In the embodiments of the present application, the reproduction state specifically means presence or absence. When a character or a character string (such as a word or a plurality of continuous words) in a summary sentence included in the first summary set appears in a summary sentence in the second summary set, the recurrence state is yes; and when the characters or character strings in the abstract sentences included in the first abstract set do not appear in the abstract sentences in the second abstract set, the reappearance state is no.
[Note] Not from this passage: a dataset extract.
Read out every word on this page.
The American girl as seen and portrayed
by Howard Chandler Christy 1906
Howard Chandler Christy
It is understood that the degree of difference reflects the difference between the two in content. When characters or character strings in the abstract sentences included in the first abstract set appear in the abstract sentences in the second abstract set, the abstract sentences and the second abstract set have repeated content or redundant content, and the difference degree is small; on the contrary, when the characters or character strings in the abstract sentences included in the first abstract set do not appear in the abstract sentences in the second abstract set, the repeated content or redundant content does not exist in the abstract sentences and the second abstract set, and the difference degree is large. Therefore, according to the reappearance state of the characters or character strings in the abstract sentences in the first abstract set in the second abstract set, the difference degree of each abstract sentence in the first abstract set to the second abstract set can be obtained.
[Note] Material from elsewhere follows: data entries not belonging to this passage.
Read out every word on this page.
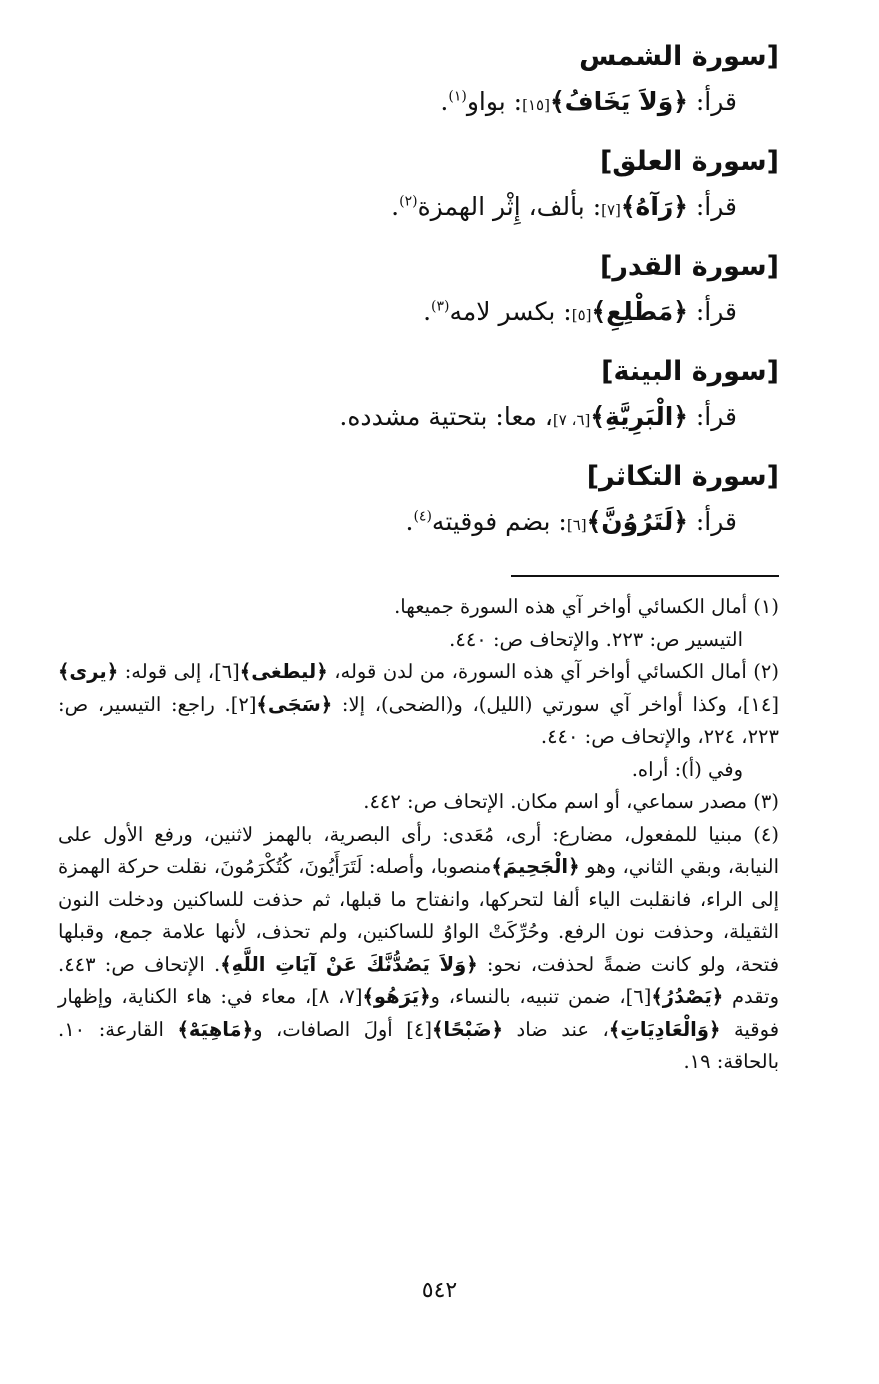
[سورة الشمس
قرأ: ﴿وَلاَ يَخَافُ﴾[١٥]: بواو$^{(١)}$.
[سورة العلق]
قرأ: ﴿رَآهُ﴾[٧]: بألف، إِثْر الهمزة$^{(٢)}$.
[سورة القدر]
قرأ: ﴿مَطْلِعِ﴾[٥]: بكسر لامه$^{(٣)}$.
[سورة البينة]
قرأ: ﴿الْبَرِيَّةِ﴾[٦، ٧]، معا: بتحتية مشدده.
[سورة التكاثر]
قرأ: ﴿لَتَرُوُنَّ﴾[٦]: بضم فوقيته$^{(٤)}$.

(١) أمال الكسائي أواخر آي هذه السورة جميعها.

التيسير ص: ٢٢٣. والإتحاف ص: ٤٤٠.

(٢) أمال الكسائي أواخر آي هذه السورة، من لدن قوله، ﴿ليطغى﴾[٦]، إلى قوله: ﴿يرى﴾[١٤]، وكذا أواخر آي سورتي (الليل)، و(الضحى)، إلا: ﴿سَجَى﴾[٢]. راجع: التيسير، ص: ٢٢٣، ٢٢٤، والإتحاف ص: ٤٤٠.

وفي (أ): أراه.

(٣) مصدر سماعي، أو اسم مكان. الإتحاف ص: ٤٤٢.

(٤) مبنيا للمفعول، مضارع: أرى، مُعَدى: رأى البصرية، بالهمز لاثنين، ورفع الأول على النيابة، وبقي الثاني، وهو ﴿الْجَحِيمَ﴾منصوبا، وأصله: لَتَرَأَيُونَ، كُتُكْرَمُونَ، نقلت حركة الهمزة إلى الراء، فانقلبت الياء ألفا لتحركها، وانفتاح ما قبلها، ثم حذفت للساكنين ودخلت النون الثقيلة، وحذفت نون الرفع. وحُرِّكَتْ الواوُ للساكنين، ولم تحذف، لأنها علامة جمع، وقبلها فتحة، ولو كانت ضمةً لحذفت، نحو: ﴿وَلاَ يَصُدُّنَّكَ عَنْ آيَاتِ اللَّهِ﴾. الإتحاف ص: ٤٤٣. وتقدم ﴿يَصْدُرُ﴾[٦]، ضمن تنبيه، بالنساء، و﴿يَرَهُو﴾[٧، ٨]، معاء في: هاء الكناية، وإظهار فوقية ﴿وَالْعَادِيَاتِ﴾، عند ضاد ﴿ضَبْحًا﴾[٤] أولَ الصافات، و﴿مَاهِيَهْ﴾ القارعة: ١٠. بالحاقة: ١٩.

٥٤٢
In some possible implementation manners of the embodiment of the present application, as shown in fig. 3, step S201 may specifically include:
s2011: and extracting a plurality of character strings from the target abstract sentence according to a preset rule.
It is understood that the target abstract sentence is any one of the abstract sentences in the first abstract set. In practical application, a preset rule may be specifically set to determine the length of the extracted character string and the extraction method.
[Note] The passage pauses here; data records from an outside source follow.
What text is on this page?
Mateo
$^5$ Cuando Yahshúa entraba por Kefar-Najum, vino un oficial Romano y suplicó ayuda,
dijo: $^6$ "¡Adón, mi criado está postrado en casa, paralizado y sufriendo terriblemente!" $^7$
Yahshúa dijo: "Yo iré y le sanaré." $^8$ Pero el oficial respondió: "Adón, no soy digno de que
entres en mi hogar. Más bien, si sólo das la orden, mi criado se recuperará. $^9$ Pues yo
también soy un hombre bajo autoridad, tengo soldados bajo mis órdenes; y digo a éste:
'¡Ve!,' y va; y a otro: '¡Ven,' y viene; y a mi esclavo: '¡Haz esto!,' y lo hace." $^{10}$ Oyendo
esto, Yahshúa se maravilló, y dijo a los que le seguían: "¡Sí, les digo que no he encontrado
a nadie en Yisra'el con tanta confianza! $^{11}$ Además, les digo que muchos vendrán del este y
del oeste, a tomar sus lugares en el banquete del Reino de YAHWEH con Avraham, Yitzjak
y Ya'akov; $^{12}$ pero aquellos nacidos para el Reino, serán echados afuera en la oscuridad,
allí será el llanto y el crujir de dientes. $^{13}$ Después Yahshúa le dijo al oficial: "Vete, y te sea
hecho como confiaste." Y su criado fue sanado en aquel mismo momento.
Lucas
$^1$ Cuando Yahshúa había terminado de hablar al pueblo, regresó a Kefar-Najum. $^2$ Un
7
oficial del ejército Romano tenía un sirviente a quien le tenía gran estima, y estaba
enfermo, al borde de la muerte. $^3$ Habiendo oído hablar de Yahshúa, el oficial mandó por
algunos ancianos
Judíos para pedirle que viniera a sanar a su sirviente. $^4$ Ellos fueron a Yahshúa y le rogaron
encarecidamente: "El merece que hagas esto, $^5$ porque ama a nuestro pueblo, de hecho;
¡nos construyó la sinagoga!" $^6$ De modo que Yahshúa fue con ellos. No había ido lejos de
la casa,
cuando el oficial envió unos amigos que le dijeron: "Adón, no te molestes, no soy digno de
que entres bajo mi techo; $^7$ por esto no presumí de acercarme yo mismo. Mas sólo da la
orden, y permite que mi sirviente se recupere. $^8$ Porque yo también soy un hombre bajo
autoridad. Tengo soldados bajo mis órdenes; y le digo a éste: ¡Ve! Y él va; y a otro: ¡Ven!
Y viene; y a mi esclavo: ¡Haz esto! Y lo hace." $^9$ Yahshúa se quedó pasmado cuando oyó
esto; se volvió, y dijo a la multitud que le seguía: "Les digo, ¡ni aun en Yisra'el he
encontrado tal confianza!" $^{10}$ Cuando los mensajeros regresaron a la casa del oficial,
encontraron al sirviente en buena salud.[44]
As an example, in order to ensure the accuracy and comprehensiveness of the statistics on the difference degree, the preset rule may be an N-gram rule, and the character string is extracted from the target abstract sentence by using the N-gram rule.
N-gram: is a sequence of N items (items) in a piece of text given in Natural Language Processing (NLP). The item (item) may be a letter or a word, etc. When N is 1, it may be referred to as unigram; when N is 2, it may be referred to as bigram; when N is 3, it may be called trigram, and so on. Taking trigram as an example, a character string can be obtained by taking the 1 st character to the 3 rd character from the first character of the target abstract sentence, a character string can be obtained by taking the 2 nd character to the 4 th character, a character string can be obtained by taking the 3 th character to the 6 th character, and so on until the n-2 th character to the n th character is taken to obtain a character string, and a plurality of character strings extracted from the target abstract sentence can be obtained.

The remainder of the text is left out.